I set my gear down and in the darkness had the fortune to stumble across a yellow birch tree as I was gathering firewood. I soon was kneeling down, ready to light a match to birch bark and a crumpled bundle of fine dead hemlock branches.

About that same time I heard something large moving through the forest about 50 yards away. It soon started working over a tree. I could hear large limbs snapping and it sounded like the tree was being annihilated.

The only reasonable explanation for such a ruckus was a bear, or perhaps Sasquatch. Whatever it was, it was upset that someone else occupied its bedroom. It was apparently taking out all of its frustrations on some poor little hemlock.

I hurried my efforts and soon my nostrils were awarded with the sweet smell of burning birch bark. Before long the fire was crackling. I was surrounded by silence. The large beast had apparently left.

I finished collecting firewood, boiled the water, and finally ate some food.

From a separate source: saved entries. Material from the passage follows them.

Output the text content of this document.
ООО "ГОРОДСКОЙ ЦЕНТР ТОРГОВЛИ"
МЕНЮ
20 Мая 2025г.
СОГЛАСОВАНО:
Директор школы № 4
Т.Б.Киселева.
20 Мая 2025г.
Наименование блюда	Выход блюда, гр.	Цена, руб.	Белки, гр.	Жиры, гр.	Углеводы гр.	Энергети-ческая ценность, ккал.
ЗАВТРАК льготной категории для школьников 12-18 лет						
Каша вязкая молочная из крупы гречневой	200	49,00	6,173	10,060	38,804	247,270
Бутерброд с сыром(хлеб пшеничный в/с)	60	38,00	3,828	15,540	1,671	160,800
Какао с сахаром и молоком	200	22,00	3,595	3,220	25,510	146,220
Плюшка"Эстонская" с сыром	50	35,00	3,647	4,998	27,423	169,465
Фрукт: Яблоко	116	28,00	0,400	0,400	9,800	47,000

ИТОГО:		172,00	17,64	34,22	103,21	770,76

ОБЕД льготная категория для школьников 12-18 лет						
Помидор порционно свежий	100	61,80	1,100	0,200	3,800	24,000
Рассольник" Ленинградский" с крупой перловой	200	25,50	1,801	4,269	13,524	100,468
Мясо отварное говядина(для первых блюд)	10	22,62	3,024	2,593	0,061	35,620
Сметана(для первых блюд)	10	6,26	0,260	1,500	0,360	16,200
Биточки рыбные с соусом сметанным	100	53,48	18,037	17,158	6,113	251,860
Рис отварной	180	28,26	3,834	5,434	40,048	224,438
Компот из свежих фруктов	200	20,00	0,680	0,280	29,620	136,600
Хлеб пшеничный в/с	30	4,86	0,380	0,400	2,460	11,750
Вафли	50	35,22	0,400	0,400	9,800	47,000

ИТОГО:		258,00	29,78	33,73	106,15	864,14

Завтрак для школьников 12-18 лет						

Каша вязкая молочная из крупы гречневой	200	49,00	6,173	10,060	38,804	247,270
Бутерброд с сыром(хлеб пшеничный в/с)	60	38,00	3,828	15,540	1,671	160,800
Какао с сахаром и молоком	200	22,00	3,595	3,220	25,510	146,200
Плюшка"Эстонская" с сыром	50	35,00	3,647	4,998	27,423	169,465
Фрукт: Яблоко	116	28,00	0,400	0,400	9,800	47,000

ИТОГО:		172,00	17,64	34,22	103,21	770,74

Soon I crawled into my sleeping bag and enjoyed the starry night, sheltered from the winds.

I awoke in the morning covered in frost. After rewarming the water, I lay in my sleeping bag, sipping on hot yerba mate until I had enough courage to leave my warm cocoon.

I spent five or six hours hiking and scouting. I was pleased by what I saw: lots of deer, tons of acorns, a phenomenal number of buck rubs, plenty of scrapes and other deer sign, and adequate bear sign.

Upon my return to my campsite, I heated up some more water. After lunch, I once again set out on foot, racing against time to make it home in six hours before darkness.

I arrived home exhausted. The following day, I could barely move, I was so sore. But the hike was well worth it.